Si sposta a Roma nel 2009 per lavorare come scenografo per il cinema ed entra in contatto con la scena underground della città dove, grazie all’incontro con Gonzalo Borondo, pittore e famoso street artist, il giovane artista trova lo stimolo necessario per trasformare quello che aveva acquisito dietro le quinte del cinema, in un percorso artistico unico nel suo genere e basato sulla creazione di installazioni ambientali in rete metallica.

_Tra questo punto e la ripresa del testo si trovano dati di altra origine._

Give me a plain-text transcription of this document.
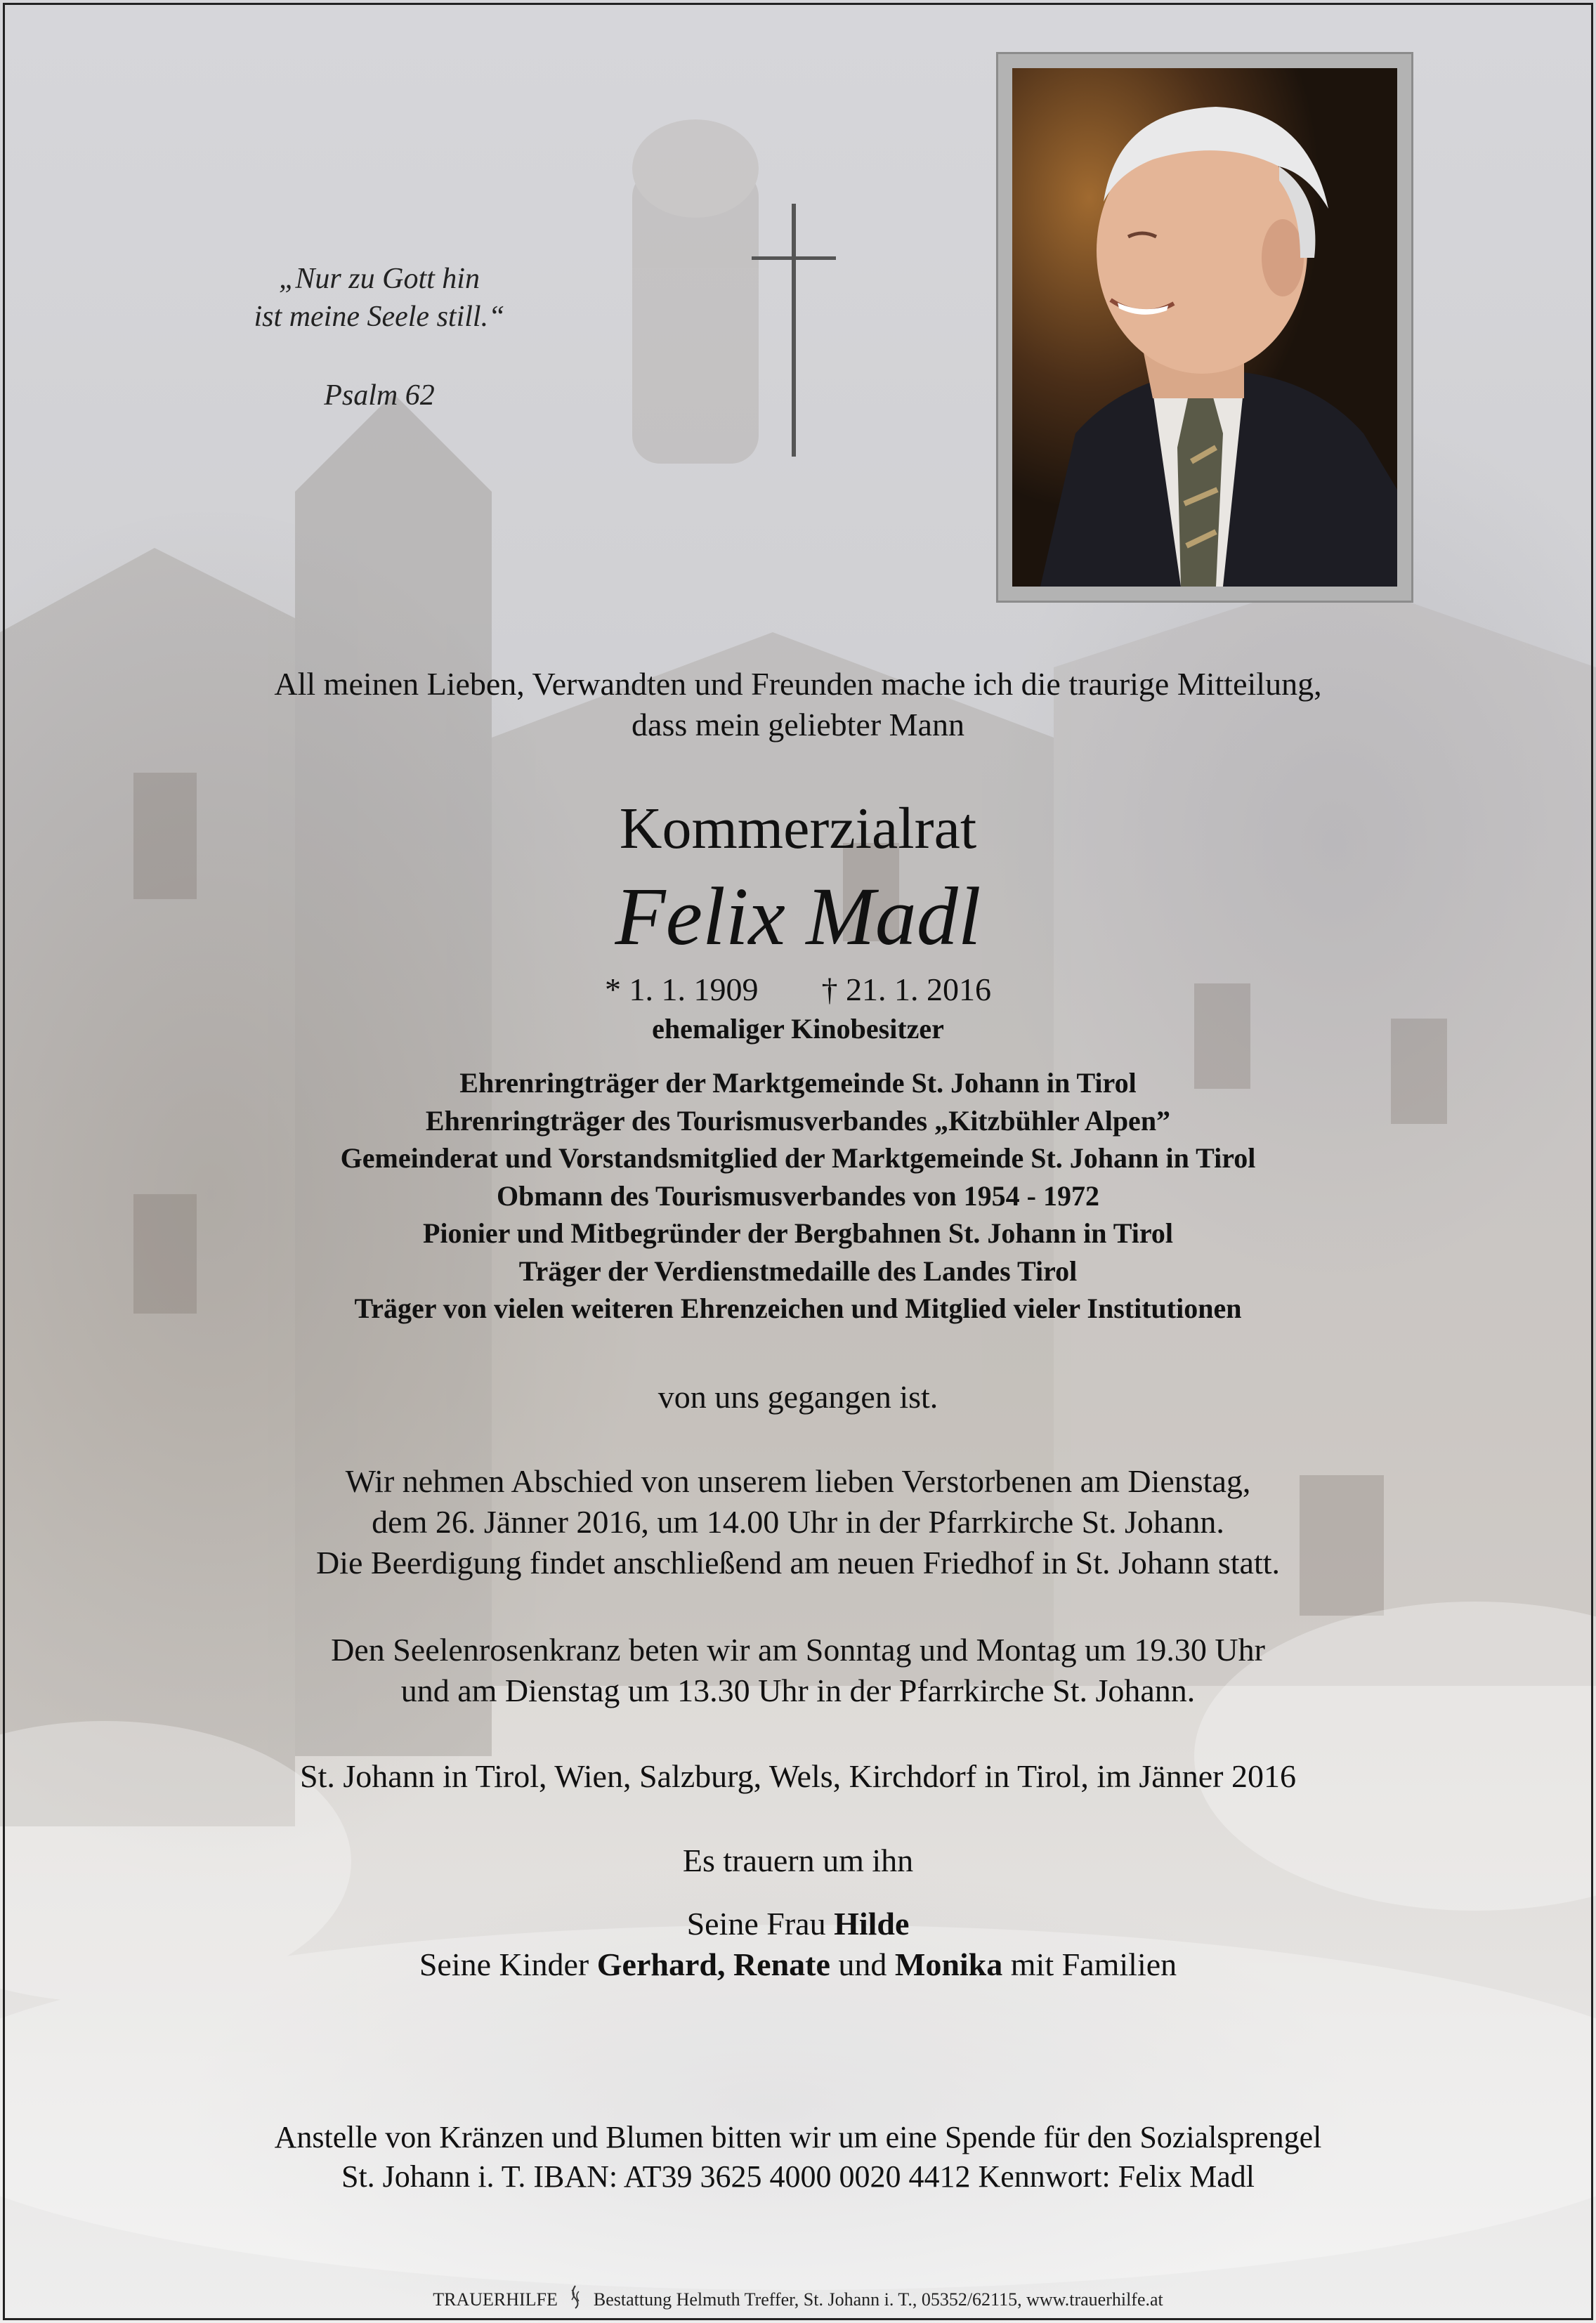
„Nur zu Gott hin
ist meine Seele still.“
Psalm 62
All meinen Lieben, Verwandten und Freunden mache ich die traurige Mitteilung,
dass mein geliebter Mann
Kommerzialrat
Felix Madl
* 1. 1. 1909 † 21. 1. 2016
ehemaliger Kinobesitzer
Ehrenringträger der Marktgemeinde St. Johann in Tirol
Ehrenringträger des Tourismusverbandes „Kitzbühler Alpen”
Gemeinderat und Vorstandsmitglied der Marktgemeinde St. Johann in Tirol
Obmann des Tourismusverbandes von 1954 - 1972
Pionier und Mitbegründer der Bergbahnen St. Johann in Tirol
Träger der Verdienstmedaille des Landes Tirol
Träger von vielen weiteren Ehrenzeichen und Mitglied vieler Institutionen
von uns gegangen ist.
Wir nehmen Abschied von unserem lieben Verstorbenen am Dienstag,
dem 26. Jänner 2016, um 14.00 Uhr in der Pfarrkirche St. Johann.
Die Beerdigung findet anschließend am neuen Friedhof in St. Johann statt.
Den Seelenrosenkranz beten wir am Sonntag und Montag um 19.30 Uhr
und am Dienstag um 13.30 Uhr in der Pfarrkirche St. Johann.
St. Johann in Tirol, Wien, Salzburg, Wels, Kirchdorf in Tirol, im Jänner 2016
Es trauern um ihn
Seine Frau Hilde
Seine Kinder Gerhard, Renate und Monika mit Familien
Anstelle von Kränzen und Blumen bitten wir um eine Spende für den Sozialsprengel
St. Johann i. T. IBAN: AT39 3625 4000 0020 4412 Kennwort: Felix Madl
TRAUERHILFE Bestattung Helmuth Treffer, St. Johann i. T., 05352/62115, www.trauerhilfe.at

Come si legge nella biografia presente nel suo sito web «gioca con la trasparenza e con i materiali industriali per trascendere la dimensione spazio-temporale e narrare un dialogo tra Arte e Mondo, una sintesi visiva che si rivela nella dissolvenza dei limiti fisici, con la fusione del linguaggio classico e di quello modernista, generandone un terzo, marcatamente contemporaneo: il linguaggio della trasparenza».

“Etherea” si trova nel deserto californiano del Colorado ed è l’ultima installazione di Tresoldi realizzata in occasione del Coachella Festival 2018, evento musicale tra i più importanti al mondo e caratterizzato dall’atmosfera psichedelica contornata da look stravaganti, parrucche e opere di street art tra le più sorprendenti di sempre. Il lavoro consta di tre strutture identiche per forma in un mix di arte barocca e neo-classica, ma con dimensioni diverse, rispettivamente 10, 16 e 22 metri di altezza capaci di modificare le sensazioni dello spettatore con giochi di trasparenza e luci.

Altri lavori sono ammirabili a Foggia con la basilica paleocristiana, “Archetipo” ad Abu Dhabi, “Pensieri” a Sapri (SA) 2014 in occasione del Festival Oltre il Muro con figure umane intente ad ammirare il mare, “Aura” a Parigi riprendendo due progetti di Gustave Eiffel, “Chained” a Milano e in collaborazione con Gustavo Borondo dove fondono graffiti e scultura o per finire “Il collezionista di Venti” 2013 per il Mura Mura Fest. Una novità stupefacente capace di fondere tradizione architettonica e street art, sostenuta da un interessante dialogo tra pieni e vuoti.